The purpose of this analysis was to get a feel for the performance of runners across the four events in the Centurion Running calendar of 100 mile events. Given the large differences in the profile of the four courses and the conditions under which they were run, it would be naive to believe that any such analysis could accurately compare them. However, it is possible to draw some broad conclusions that add to our knowledge of the ultrarunning community:
  1. The number of non-finishers was quite similar for the four races, but as a proportion of the number of race starters it is clear that the W100 had the lowest finishing rate. This suggests that the W100 was the toughest event of 2012. However all four races were tough, and the number of non-finishers in the TP100 shows that there is no such thing as an easy 100 miler.
  2. There is no difference in the age distribution of runners amongst the four races, nor between finishers and non-finishers. Age does not appear to be a significant factor relating to the ability to complete a 100 mile ultramarathon.
  3. In all of the events, the strategy of most of the runners was to head out at a relatively fast pace and gradually slow over time.
  4. In particular, the first marathon distance was often run at a surprisingly fast pace, particularly for the TP100 and for the NDW100. Whether this is the optimum approach or results in an overall slower finish is an open debate, but it seems to have been the approach favoured by the ultimate winners.
  5. There were certain sections of the races that seemed to be particularly difficult, resulting in much slower times for these sections. These were:
    1. (a)  Queen Elizabeth (22.6 miles) to Harting Downs (27.2 miles) on the SDW100 - Not an obviously difficult section but with a large number of small steeper hills and two longer steep climbs making it difficult to settle into a regular pace.
    2. (b)  Cocking (35.1 miles) to Bignor Hill (41.7 miles) on the SDW100 - There are two big steep hils in this section (although interestingly not the steepest hills of the course).
    3. (c)  Box Hill (24.6 miles) to Reigate Hill (31.8 miles) on the NDW100 - Likely due to the fearsome steps of Box Hill.
    4. (d)  Bury Down Out (83.3 miles) to Bury Down Back (91.7 miles) on the W100 - This was due to an incredibly strong wind on the last section along the Ridgeway, and was particularly felt by those at the front of the pack.
  6. Almost no runners will pull out of a 100 mile racer sooner than the marathon distance
  7. The checkpoint at the halfway point is seen by many as a landmark point in the race, and many who need to pull out will make sure that they at least reach this point. Whether this is due to a psychological coping mechanism, assigning significance to certain “milestones” along the way, that darkness is falling presenting an additional stress or challenge, or simply because the halfway point is a convenient place to pull out as it is usually a larger well-manned aid station with access to drop bags, is difficult to say.
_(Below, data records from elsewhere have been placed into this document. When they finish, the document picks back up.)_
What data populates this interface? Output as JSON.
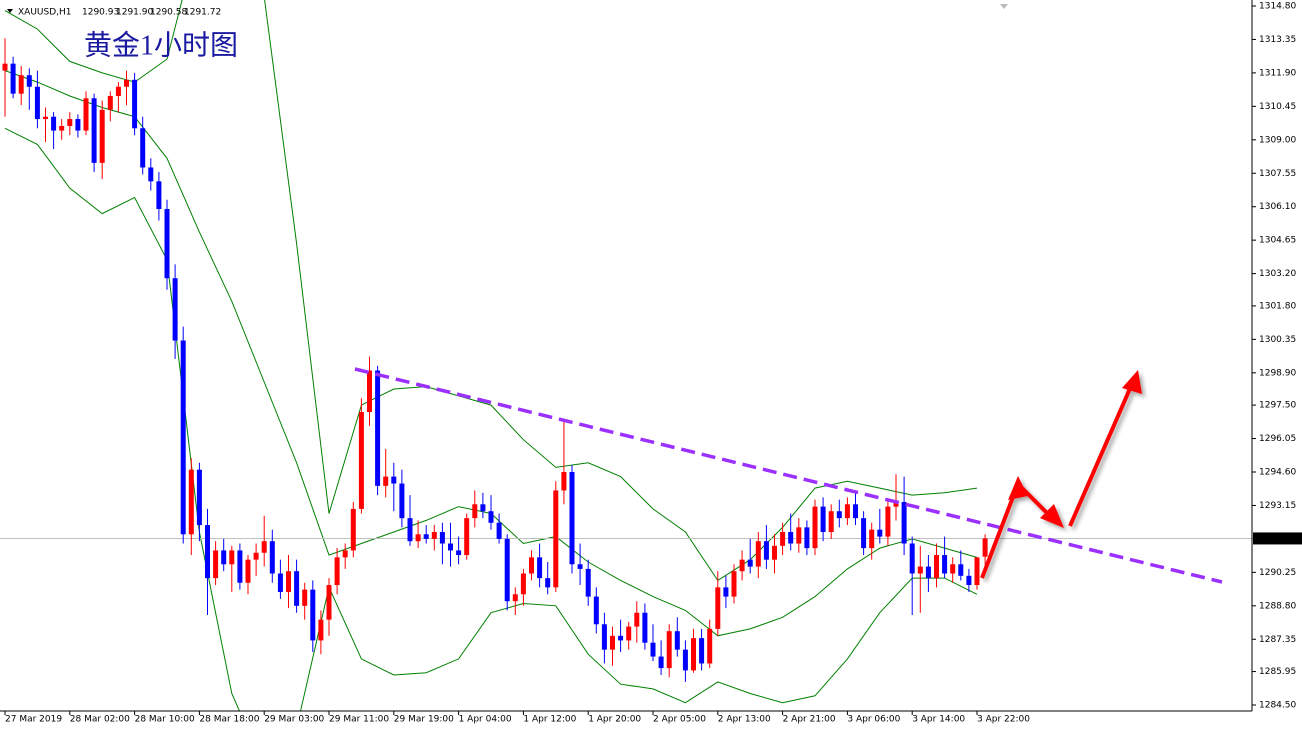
{
  "chart_data": {
    "type": "candlestick",
    "symbol": "XAUUSD,H1",
    "header_ohlc": [
      {
        "value": 1290.93,
        "label": "1290.93"
      },
      {
        "value": 1291.9,
        "label": "1291.90"
      },
      {
        "value": 1290.58,
        "label": "1290.58"
      },
      {
        "value": 1291.72,
        "label": "1291.72"
      }
    ],
    "title": "黄金1小时图",
    "up_color": "#ff0000",
    "down_color": "#0000ff",
    "categories": [
      "27 Mar 2019",
      null,
      null,
      null,
      null,
      null,
      null,
      null,
      "28 Mar 02:00",
      null,
      null,
      null,
      null,
      null,
      null,
      null,
      "28 Mar 10:00",
      null,
      null,
      null,
      null,
      null,
      null,
      null,
      "28 Mar 18:00",
      null,
      null,
      null,
      null,
      null,
      null,
      null,
      "29 Mar 03:00",
      null,
      null,
      null,
      null,
      null,
      null,
      null,
      "29 Mar 11:00",
      null,
      null,
      null,
      null,
      null,
      null,
      null,
      "29 Mar 19:00",
      null,
      null,
      null,
      null,
      null,
      null,
      null,
      "1 Apr 04:00",
      null,
      null,
      null,
      null,
      null,
      null,
      null,
      "1 Apr 12:00",
      null,
      null,
      null,
      null,
      null,
      null,
      null,
      "1 Apr 20:00",
      null,
      null,
      null,
      null,
      null,
      null,
      null,
      "2 Apr 05:00",
      null,
      null,
      null,
      null,
      null,
      null,
      null,
      "2 Apr 13:00",
      null,
      null,
      null,
      null,
      null,
      null,
      null,
      "2 Apr 21:00",
      null,
      null,
      null,
      null,
      null,
      null,
      null,
      "3 Apr 06:00",
      null,
      null,
      null,
      null,
      null,
      null,
      null,
      "3 Apr 14:00",
      null,
      null,
      null,
      null,
      null,
      null,
      null,
      "3 Apr 22:00",
      null
    ],
    "ohlc": [
      [
        1312.0,
        1313.4,
        1310.0,
        1312.3
      ],
      [
        1312.3,
        1312.6,
        1310.8,
        1311.0
      ],
      [
        1311.0,
        1312.2,
        1310.5,
        1311.8
      ],
      [
        1311.8,
        1312.1,
        1310.3,
        1311.3
      ],
      [
        1311.3,
        1312.0,
        1309.5,
        1309.9
      ],
      [
        1309.9,
        1310.4,
        1308.9,
        1310.0
      ],
      [
        1310.0,
        1310.2,
        1308.6,
        1309.4
      ],
      [
        1309.4,
        1309.9,
        1309.0,
        1309.6
      ],
      [
        1309.6,
        1310.2,
        1309.2,
        1309.9
      ],
      [
        1309.9,
        1310.1,
        1309.1,
        1309.4
      ],
      [
        1309.4,
        1311.1,
        1309.2,
        1310.8
      ],
      [
        1310.8,
        1311.0,
        1307.6,
        1308.0
      ],
      [
        1308.0,
        1310.7,
        1307.3,
        1310.3
      ],
      [
        1310.3,
        1311.1,
        1309.8,
        1310.9
      ],
      [
        1310.9,
        1311.5,
        1310.2,
        1311.3
      ],
      [
        1311.3,
        1312.0,
        1310.5,
        1311.6
      ],
      [
        1311.6,
        1311.9,
        1309.2,
        1309.5
      ],
      [
        1309.5,
        1310.0,
        1307.5,
        1307.8
      ],
      [
        1307.8,
        1308.2,
        1306.8,
        1307.2
      ],
      [
        1307.2,
        1307.6,
        1305.5,
        1306.0
      ],
      [
        1306.0,
        1306.4,
        1302.5,
        1303.0
      ],
      [
        1303.0,
        1303.6,
        1299.5,
        1300.3
      ],
      [
        1300.3,
        1300.9,
        1291.5,
        1291.9
      ],
      [
        1291.9,
        1295.2,
        1291.0,
        1294.7
      ],
      [
        1294.7,
        1295.0,
        1291.6,
        1292.3
      ],
      [
        1292.3,
        1293.0,
        1288.4,
        1290.0
      ],
      [
        1290.0,
        1291.6,
        1289.7,
        1291.2
      ],
      [
        1291.2,
        1291.7,
        1290.3,
        1290.6
      ],
      [
        1290.6,
        1291.4,
        1289.4,
        1291.2
      ],
      [
        1291.2,
        1291.5,
        1289.5,
        1289.8
      ],
      [
        1289.8,
        1291.0,
        1289.3,
        1290.8
      ],
      [
        1290.8,
        1291.5,
        1290.1,
        1291.1
      ],
      [
        1291.1,
        1292.7,
        1290.5,
        1291.6
      ],
      [
        1291.6,
        1292.1,
        1289.8,
        1290.2
      ],
      [
        1290.2,
        1290.8,
        1289.1,
        1289.4
      ],
      [
        1289.4,
        1291.0,
        1288.7,
        1290.3
      ],
      [
        1290.3,
        1290.8,
        1288.5,
        1288.8
      ],
      [
        1288.8,
        1289.8,
        1288.2,
        1289.5
      ],
      [
        1289.5,
        1289.9,
        1286.8,
        1287.3
      ],
      [
        1287.3,
        1288.6,
        1286.7,
        1288.2
      ],
      [
        1288.2,
        1290.0,
        1287.5,
        1289.7
      ],
      [
        1289.7,
        1291.3,
        1289.3,
        1290.9
      ],
      [
        1290.9,
        1291.5,
        1290.4,
        1291.2
      ],
      [
        1291.2,
        1293.3,
        1290.9,
        1293.0
      ],
      [
        1293.0,
        1297.8,
        1292.8,
        1297.2
      ],
      [
        1297.2,
        1299.6,
        1296.6,
        1299.0
      ],
      [
        1299.0,
        1299.2,
        1293.6,
        1294.0
      ],
      [
        1294.0,
        1295.6,
        1293.5,
        1294.4
      ],
      [
        1294.4,
        1295.0,
        1292.9,
        1294.1
      ],
      [
        1294.1,
        1294.7,
        1292.2,
        1292.6
      ],
      [
        1292.6,
        1293.6,
        1291.4,
        1291.6
      ],
      [
        1291.6,
        1292.5,
        1291.3,
        1291.9
      ],
      [
        1291.9,
        1292.3,
        1291.5,
        1291.7
      ],
      [
        1291.7,
        1292.3,
        1291.2,
        1292.0
      ],
      [
        1292.0,
        1292.4,
        1290.6,
        1291.5
      ],
      [
        1291.5,
        1292.4,
        1290.5,
        1291.2
      ],
      [
        1291.2,
        1291.8,
        1290.6,
        1291.0
      ],
      [
        1291.0,
        1292.8,
        1290.8,
        1292.6
      ],
      [
        1292.6,
        1293.8,
        1292.2,
        1293.2
      ],
      [
        1293.2,
        1293.7,
        1292.6,
        1292.9
      ],
      [
        1292.9,
        1293.6,
        1292.1,
        1292.4
      ],
      [
        1292.4,
        1292.8,
        1291.5,
        1291.7
      ],
      [
        1291.7,
        1291.9,
        1288.6,
        1289.0
      ],
      [
        1289.0,
        1289.6,
        1288.4,
        1289.3
      ],
      [
        1289.3,
        1290.4,
        1288.8,
        1290.2
      ],
      [
        1290.2,
        1291.2,
        1289.9,
        1290.9
      ],
      [
        1290.9,
        1291.5,
        1289.6,
        1290.0
      ],
      [
        1290.0,
        1290.7,
        1289.3,
        1289.6
      ],
      [
        1289.6,
        1294.2,
        1289.4,
        1293.8
      ],
      [
        1293.8,
        1296.8,
        1293.2,
        1294.6
      ],
      [
        1294.6,
        1294.9,
        1290.2,
        1290.6
      ],
      [
        1290.6,
        1291.5,
        1289.7,
        1290.4
      ],
      [
        1290.4,
        1290.8,
        1288.8,
        1289.2
      ],
      [
        1289.2,
        1289.6,
        1287.6,
        1288.0
      ],
      [
        1288.0,
        1288.5,
        1286.3,
        1286.9
      ],
      [
        1286.9,
        1287.9,
        1286.2,
        1287.5
      ],
      [
        1287.5,
        1288.2,
        1286.8,
        1287.3
      ],
      [
        1287.3,
        1288.1,
        1286.9,
        1287.9
      ],
      [
        1287.9,
        1289.0,
        1287.2,
        1288.5
      ],
      [
        1288.5,
        1288.9,
        1286.9,
        1287.2
      ],
      [
        1287.2,
        1288.0,
        1286.4,
        1286.6
      ],
      [
        1286.6,
        1287.3,
        1285.8,
        1286.1
      ],
      [
        1286.1,
        1288.0,
        1285.7,
        1287.7
      ],
      [
        1287.7,
        1288.3,
        1286.6,
        1286.9
      ],
      [
        1286.9,
        1287.3,
        1285.5,
        1286.0
      ],
      [
        1286.0,
        1287.8,
        1285.9,
        1287.4
      ],
      [
        1287.4,
        1287.8,
        1286.0,
        1286.3
      ],
      [
        1286.3,
        1288.2,
        1286.1,
        1287.8
      ],
      [
        1287.8,
        1290.3,
        1287.5,
        1289.6
      ],
      [
        1289.6,
        1290.1,
        1288.7,
        1289.2
      ],
      [
        1289.2,
        1290.6,
        1288.9,
        1290.3
      ],
      [
        1290.3,
        1291.2,
        1289.9,
        1290.8
      ],
      [
        1290.8,
        1291.7,
        1290.2,
        1290.5
      ],
      [
        1290.5,
        1292.0,
        1290.0,
        1291.6
      ],
      [
        1291.6,
        1292.3,
        1290.4,
        1290.8
      ],
      [
        1290.8,
        1291.9,
        1290.2,
        1291.4
      ],
      [
        1291.4,
        1292.4,
        1291.0,
        1292.0
      ],
      [
        1292.0,
        1292.8,
        1291.2,
        1291.5
      ],
      [
        1291.5,
        1292.6,
        1291.1,
        1292.2
      ],
      [
        1292.2,
        1292.5,
        1291.0,
        1291.3
      ],
      [
        1291.3,
        1293.4,
        1291.0,
        1293.1
      ],
      [
        1293.1,
        1293.5,
        1291.6,
        1292.0
      ],
      [
        1292.0,
        1293.2,
        1291.7,
        1292.9
      ],
      [
        1292.9,
        1293.4,
        1292.2,
        1292.6
      ],
      [
        1292.6,
        1293.5,
        1292.3,
        1293.2
      ],
      [
        1293.2,
        1293.7,
        1292.3,
        1292.6
      ],
      [
        1292.6,
        1292.9,
        1291.0,
        1291.3
      ],
      [
        1291.3,
        1292.4,
        1290.8,
        1292.1
      ],
      [
        1292.1,
        1293.0,
        1291.5,
        1291.8
      ],
      [
        1291.8,
        1293.4,
        1291.4,
        1293.1
      ],
      [
        1293.1,
        1294.5,
        1292.5,
        1293.3
      ],
      [
        1293.3,
        1294.4,
        1291.0,
        1291.5
      ],
      [
        1291.5,
        1291.8,
        1288.4,
        1290.2
      ],
      [
        1290.2,
        1291.4,
        1288.5,
        1290.5
      ],
      [
        1290.5,
        1291.0,
        1289.4,
        1290.0
      ],
      [
        1290.0,
        1291.5,
        1289.6,
        1291.0
      ],
      [
        1291.0,
        1291.8,
        1290.0,
        1290.2
      ],
      [
        1290.2,
        1290.9,
        1289.8,
        1290.6
      ],
      [
        1290.6,
        1291.2,
        1289.9,
        1290.1
      ],
      [
        1290.1,
        1290.4,
        1289.4,
        1289.7
      ],
      [
        1289.7,
        1290.9,
        1289.5,
        1290.9
      ],
      [
        1290.93,
        1291.9,
        1290.58,
        1291.72
      ]
    ],
    "bollinger": {
      "color": "#008000",
      "upper": [
        1314.6,
        1313.8,
        1312.4,
        1311.9,
        1311.5,
        1312.5,
        1318.0,
        1319.0,
        1315.2,
        1304.5,
        1292.8,
        1297.5,
        1298.2,
        1298.3,
        1297.9,
        1297.5,
        1296.0,
        1294.8,
        1295.0,
        1294.4,
        1293.0,
        1292.0,
        1289.9,
        1290.8,
        1292.2,
        1293.9,
        1294.2,
        1293.9,
        1293.6,
        1293.7,
        1293.9
      ],
      "middle": [
        1312.0,
        1311.5,
        1310.9,
        1310.4,
        1310.0,
        1308.2,
        1305.0,
        1302.0,
        1298.5,
        1295.0,
        1291.0,
        1291.5,
        1292.0,
        1292.5,
        1293.1,
        1292.8,
        1291.5,
        1291.8,
        1290.7,
        1289.9,
        1289.2,
        1288.6,
        1287.5,
        1287.8,
        1288.3,
        1289.2,
        1290.4,
        1291.3,
        1291.7,
        1291.3,
        1290.9
      ],
      "lower": [
        1309.5,
        1308.8,
        1306.9,
        1305.8,
        1306.5,
        1303.8,
        1292.0,
        1285.0,
        1281.8,
        1283.5,
        1289.6,
        1286.5,
        1285.8,
        1285.9,
        1286.5,
        1288.5,
        1288.9,
        1288.8,
        1286.7,
        1285.4,
        1285.2,
        1284.6,
        1285.5,
        1285.0,
        1284.6,
        1284.9,
        1286.5,
        1288.5,
        1290.0,
        1290.0,
        1289.3
      ]
    },
    "current_price": {
      "value": 1291.72,
      "label": "1291.72"
    },
    "ylim": [
      1284.24,
      1315.06
    ],
    "yticks": [
      {
        "value": 1314.8,
        "label": "1314.80"
      },
      {
        "value": 1313.35,
        "label": "1313.35"
      },
      {
        "value": 1311.9,
        "label": "1311.90"
      },
      {
        "value": 1310.45,
        "label": "1310.45"
      },
      {
        "value": 1309,
        "label": "1309.00"
      },
      {
        "value": 1307.55,
        "label": "1307.55"
      },
      {
        "value": 1306.1,
        "label": "1306.10"
      },
      {
        "value": 1304.65,
        "label": "1304.65"
      },
      {
        "value": 1303.2,
        "label": "1303.20"
      },
      {
        "value": 1301.8,
        "label": "1301.80"
      },
      {
        "value": 1300.35,
        "label": "1300.35"
      },
      {
        "value": 1298.9,
        "label": "1298.90"
      },
      {
        "value": 1297.5,
        "label": "1297.50"
      },
      {
        "value": 1296.05,
        "label": "1296.05"
      },
      {
        "value": 1294.6,
        "label": "1294.60"
      },
      {
        "value": 1293.15,
        "label": "1293.15"
      },
      {
        "value": 1290.25,
        "label": "1290.25"
      },
      {
        "value": 1288.8,
        "label": "1288.80"
      },
      {
        "value": 1287.35,
        "label": "1287.35"
      },
      {
        "value": 1285.95,
        "label": "1285.95"
      },
      {
        "value": 1284.5,
        "label": "1284.50"
      }
    ]
  }
}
  8. Generally speaking, runners will not pull out when they are “close to the end”. In the cases of the SDW100 and NDW100, “close” appears to represent a distance of around 5 miles. For the W100, the distance appears to be longer at around 10 miles, likely due to the way in which the sections of the course were laid out, suggesting that out-and-back courses may affect the way runners consider the distance remaining in an event. For the TP100, many runners were unfortunately
    retired at the very end of the race due to the dangerous weather that came in.
The most interesting things from looking through these data is how far runners push themselves and how they can assign meaning to certain checkpoints over others. Similarly, the fact that the out-and-back nature of the course on the W100 seemed to result in a larger proportion of runners pushing on to the end despite the less than favourable conditions. This may add to the idea that a lot of the ability to complete longer ultramarathons is every bit as much a test of mental endurance as physical endurance.

We hope that this little look at the results over the previous year has been interesting, and perhaps even informative. If you are planning to run one of the events next year, perhaps this will give you a feeling for what to expect on the day, and hopefully this will help you to complete the race.